16. A non-transitory machine-readable medium comprising instructions that, when executed by one or more processors of a machine, cause the machine to perform operations comprising:

at a visual device, receiving an input associated with a user of the visual device;

determining an identity of the user of the visual device based on the input associated with the user;

configuring the visual device based on the identity of the user;

determining that the visual device configured based on the identity of the user is located at an impermissible distance from a portion of the face of the user;

causing, using one or more hardware processors, a display of the visual device to interrupt presentation of a user interface based on the determining that the visual device is located at the impermissible distance from the portion of the face of the user.

17. The non-transitory machine-readable medium of claim 16, wherein the configuring of the visual device includes selecting, based on the identity of the user, a control rule for controlling the visual device, the control rule specifying a threshold proximity value, and

wherein the determining that the visual device configured based on the identity of the user is located at the impermissible distance from the portion of the face of the user includes: identifying a distance value between the visual device and the portion of the face of the user, and determining that the distance value between the visual device and the portion of the face of the user is below the threshold proximity value.

18. The non-transitory machine-readable medium of claim 16, wherein the input associated with the user of the visual device is a first input received at a first time,

wherein the determining that the visual device is located at the impermissible distance from the portion of the face of the user is based on the first input received at the first time; and wherein the operations further comprise:

receiving, at a second time, a second input associated with the user of the visual device;

confirming that the identity of the user of the visual device is the same, based on the second input received at the second time;

determining that the visual device is located at a permissible distance from the portion of the face of the user, based on the second input received at the second time; and

causing the display of the visual device to resume presentation of the user interface, based on the determining that the visual device is located at the permissible distance from the portion of the face of the user.

19. The non-transitory machine-readable medium of claim 16, wherein the operations further comprise:

causing the user to position the face of the user at a distance equal to the threshold proximity value;

causing a camera associated with the visual device to capture an image of the face of the user located at the distance equal to the threshold proximity value;

generating a baseline model of the face of the user based on the captured image.

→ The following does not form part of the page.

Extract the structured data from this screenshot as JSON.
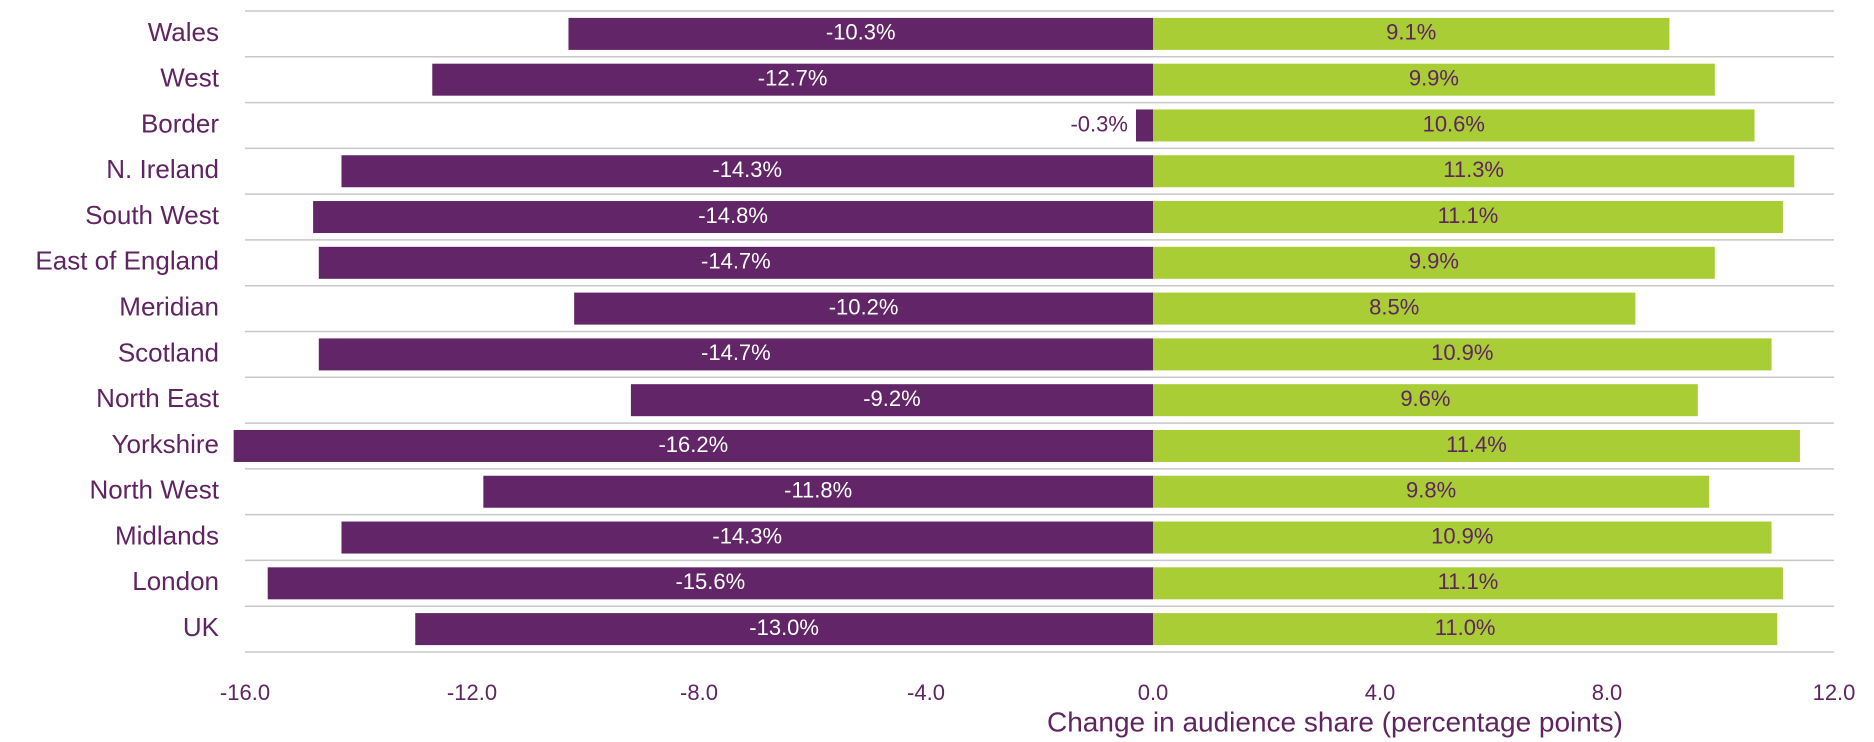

20. The non-transitory machine-readable medium of claim 19, wherein the determining that the distance value between the visual device and the portion of the face of the user is below the threshold proximity value includes:

causing the camera to capture a further image of the face of the user, the input associated with the user including the further image of the face of the user;

accessing the baseline model of the face of the user;

comparing one or more facial features in the further image and one or more corresponding facial features in the baseline model of the face of the user; and determining that the one or more facial features in the further image are larger than the one or more corresponding facial features in the baseline model of the face of the user.